Material and Methods
Sample selection
In this study, 100 Iranian subjects were selected from among the
patients referred to the genetics laboratory to carry out investigations
to determine the etiology of various non-infectious genetic diseases.
The participants have been genotyped and followed up for COVID-19
genetic risk factors for 2 years (2021-2023). Individuals under the age
of 18 are one of the exclusion criteria. Information about SARS‐CoV‐2
infection was collected from a group of 100 selected individuals via a
questionnaire administered to patients 34.
Genotype analysis
Blood samples taken from patients were washed with lysis buffer so that
RBCs were separated. Then, genomic DNA was extracted from the WBCs
through the salting-out method and the extracted DNA samples were stored
at -20°C until analysis. To assess the purity of the extracted DNA, the
Optical Density (OD) of the samples was measured by spectrophotometry in
a nanodrop device. The whole exome of 100 participants in this project
was sequenced using the Illumina HiSeq 2500 platform with an average
coverage of 50X 35. Informed written consent had been
acquired from all participants. The study was approved by the ethics
committee of the Kerman University of Medical Science. To have a brief
review, after checking the read quality by measuring Quality Control
(QC) score through the Phred scale, the raw reads aligned to the human
reference genome assembly (GRCh38) using BWA. As well, VCF files of
multi-sample were generated utilizing the GATK tool. All ACE2, TMPRSS2,
TYK2, SLC6A20, and IFNAR2 variants were extracted for further analysis.

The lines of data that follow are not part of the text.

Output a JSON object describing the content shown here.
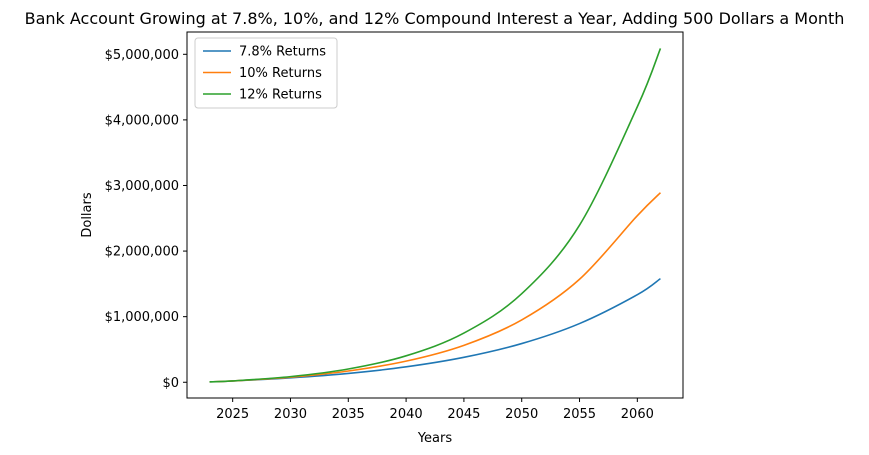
{
  "chart_data": {
    "type": "line",
    "title": "Bank Account Growing at 7.8%, 10%, and 12% Compound Interest a Year, Adding 500 Dollars a Month",
    "xlabel": "Years",
    "ylabel": "Dollars",
    "xlim": [
      2021.05,
      2063.95
    ],
    "ylim": [
      -240000,
      5340000
    ],
    "x_ticks": [
      2025,
      2030,
      2035,
      2040,
      2045,
      2050,
      2055,
      2060
    ],
    "y_ticks": [
      0,
      1000000,
      2000000,
      3000000,
      4000000,
      5000000
    ],
    "y_tick_labels": [
      "$0",
      "$1,000,000",
      "$2,000,000",
      "$3,000,000",
      "$4,000,000",
      "$5,000,000"
    ],
    "legend_position": "upper-left",
    "grid": false,
    "x": [
      2023,
      2025,
      2030,
      2035,
      2040,
      2045,
      2050,
      2055,
      2060,
      2062
    ],
    "series": [
      {
        "name": "7.8% Returns",
        "color": "#1f77b4",
        "values": [
          6000,
          19000,
          68000,
          135000,
          235000,
          380000,
          590000,
          895000,
          1335000,
          1580000
        ]
      },
      {
        "name": "10% Returns",
        "color": "#ff7f0e",
        "values": [
          6000,
          20000,
          77000,
          172000,
          322000,
          563000,
          950000,
          1570000,
          2540000,
          2890000
        ]
      },
      {
        "name": "12% Returns",
        "color": "#2ca02c",
        "values": [
          6000,
          20500,
          86000,
          202000,
          403000,
          750000,
          1350000,
          2395000,
          4200000,
          5090000
        ]
      }
    ]
  }
}
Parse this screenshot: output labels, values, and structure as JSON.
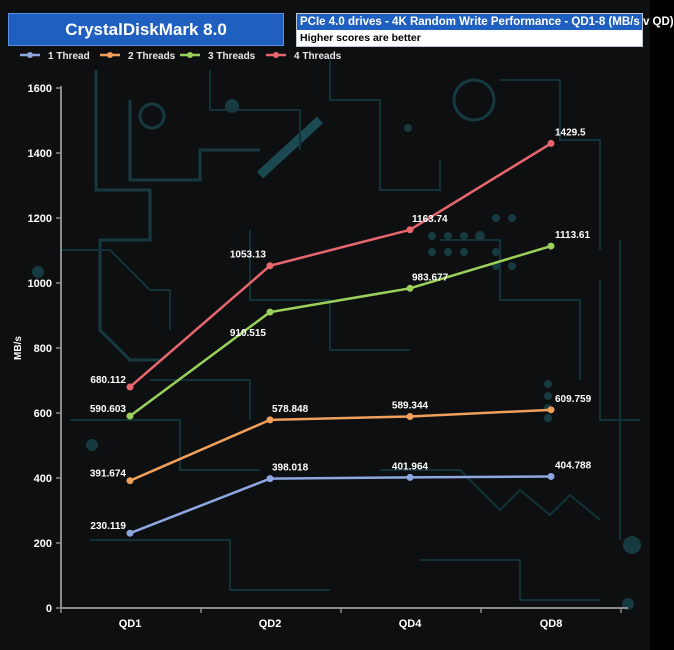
{
  "header": {
    "app_title": "CrystalDiskMark 8.0",
    "chart_title": "PCIe 4.0 drives - 4K Random Write Performance - QD1-8 (MB/s v QD)",
    "chart_subtitle": "Higher scores are better"
  },
  "colors": {
    "background": "#0d0f11",
    "header_blue": "#1f5fbf",
    "axis": "#8a8a8a",
    "circuit_pattern": "#163a40"
  },
  "chart_data": {
    "type": "line",
    "title": "PCIe 4.0 drives - 4K Random Write Performance - QD1-8 (MB/s v QD)",
    "subtitle": "Higher scores are better",
    "xlabel": "",
    "ylabel": "MB/s",
    "categories": [
      "QD1",
      "QD2",
      "QD4",
      "QD8"
    ],
    "ylim": [
      0,
      1600
    ],
    "yticks": [
      0,
      200,
      400,
      600,
      800,
      1000,
      1200,
      1400,
      1600
    ],
    "grid": false,
    "legend_position": "top-left",
    "series": [
      {
        "name": "1 Thread",
        "color": "#8fa6e0",
        "values": [
          230.119,
          398.018,
          401.964,
          404.788
        ],
        "labels": [
          "230.119",
          "398.018",
          "401.964",
          "404.788"
        ]
      },
      {
        "name": "2 Threads",
        "color": "#f0a05a",
        "values": [
          391.674,
          578.848,
          589.344,
          609.759
        ],
        "labels": [
          "391.674",
          "578.848",
          "589.344",
          "609.759"
        ]
      },
      {
        "name": "3 Threads",
        "color": "#9cd05a",
        "values": [
          590.603,
          910.515,
          983.677,
          1113.61
        ],
        "labels": [
          "590.603",
          "910.515",
          "983.677",
          "1113.61"
        ]
      },
      {
        "name": "4 Threads",
        "color": "#e8666e",
        "values": [
          680.112,
          1053.13,
          1163.74,
          1429.5
        ],
        "labels": [
          "680.112",
          "1053.13",
          "1163.74",
          "1429.5"
        ]
      }
    ]
  }
}
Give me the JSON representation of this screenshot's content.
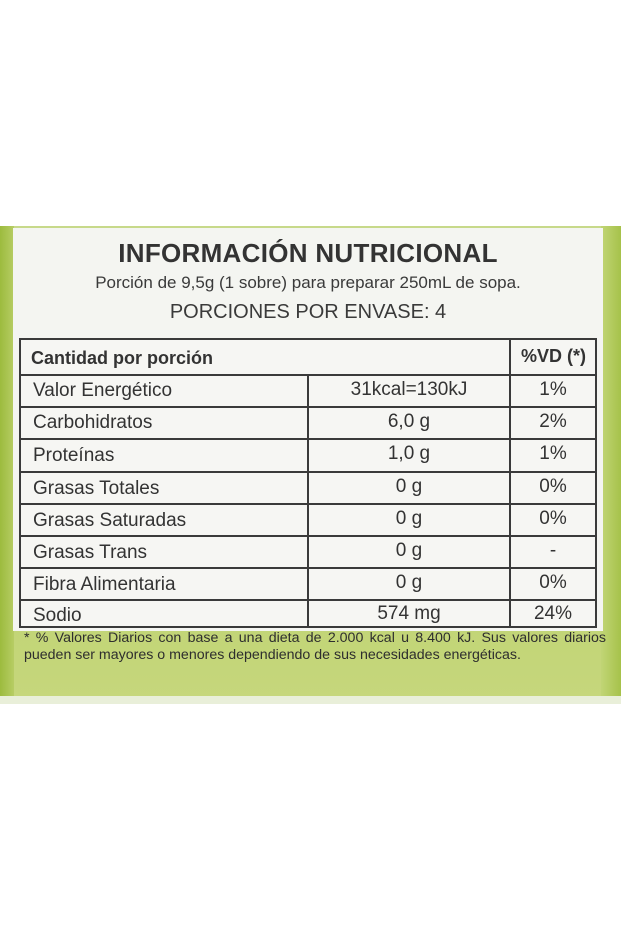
{
  "title": "INFORMACIÓN NUTRICIONAL",
  "serving": "Porción de 9,5g (1 sobre) para preparar 250mL de sopa.",
  "servings_per_pack": "PORCIONES POR ENVASE: 4",
  "table": {
    "header": {
      "quantity": "Cantidad por porción",
      "dv": "%VD (*)"
    },
    "rows": [
      {
        "name": "Valor Energético",
        "amount": "31kcal=130kJ",
        "dv": "1%"
      },
      {
        "name": "Carbohidratos",
        "amount": "6,0 g",
        "dv": "2%"
      },
      {
        "name": "Proteínas",
        "amount": "1,0 g",
        "dv": "1%"
      },
      {
        "name": "Grasas Totales",
        "amount": "0 g",
        "dv": "0%"
      },
      {
        "name": "Grasas Saturadas",
        "amount": "0 g",
        "dv": "0%"
      },
      {
        "name": "Grasas Trans",
        "amount": "0 g",
        "dv": "-"
      },
      {
        "name": "Fibra Alimentaria",
        "amount": "0 g",
        "dv": "0%"
      },
      {
        "name": "Sodio",
        "amount": "574 mg",
        "dv": "24%"
      }
    ]
  },
  "footnote": "* % Valores Diarios con base a una dieta de 2.000 kcal u 8.400 kJ. Sus valores diarios pueden ser mayores o menores dependiendo de sus necesidades energéticas."
}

Variants were annotated using the dbSNP, ClinVar, Varsome, and Franklin
databases, which include population-oriented data on nucleotide and
amino acid sequence changes. The highest population minor allele
frequency (MAF) of all variants was checked to be less than 1%.
In-Silico analysis
Various bioinformatics software for molecular dynamics simulation has
been used to determine the effect of the genetic variant on the amino
acid sequence, including determining the effect of the variant on the
primary transcripts of gene and alternative transcripts, as well as the
potential effect of the variant on the function and tertiary structure
of the protein. Data are also provided on Polyphen-2, SIFT,
MutationTaster, FATHMM-MKL, and CADD scores.
Protein modeling
Most methods generate models interactively based on the user requests;
For example, I-TASSER. Here, homology modeling was applied by the
I-TASSER server to create the 3D structure of the trimeric studied
protein that can calculate the effect of genetic variants on protein
structure and stability. All files in PDB (Protein Data Bank) format
were obtained from the I-TASSER server. UCSF ChimeraX was applied for
the graphical visualization of molecules. The matchmaker tool was chosen
to superimpose related structures without worrying about numbering or
missing residues. This tool superimposes proteins by creating an
alignment and then matches the aligned residues to the 3D structure.
Also, all figures of 3D structures and alignments have been assembled
with the UCSF ChimeraX software.
Statistical analysis
Statistical analysis was performed using SPSS version 26.0 software and
GraphPad Prism 9.4 software was used to draw graphs. The Chi-Square
statistical test was used to evaluate the association between different
variants of human genes ACE2, TMPRSS2, TYK2, SLC6A20, and IFNAR2 with
the severity and incidence rate of COVID-19. It should be noted that in
all analyses the group without variants was considered as the reference
group for calculating the Odds Ratio (OR). P-Value < 0.05 was
considered statistically significant.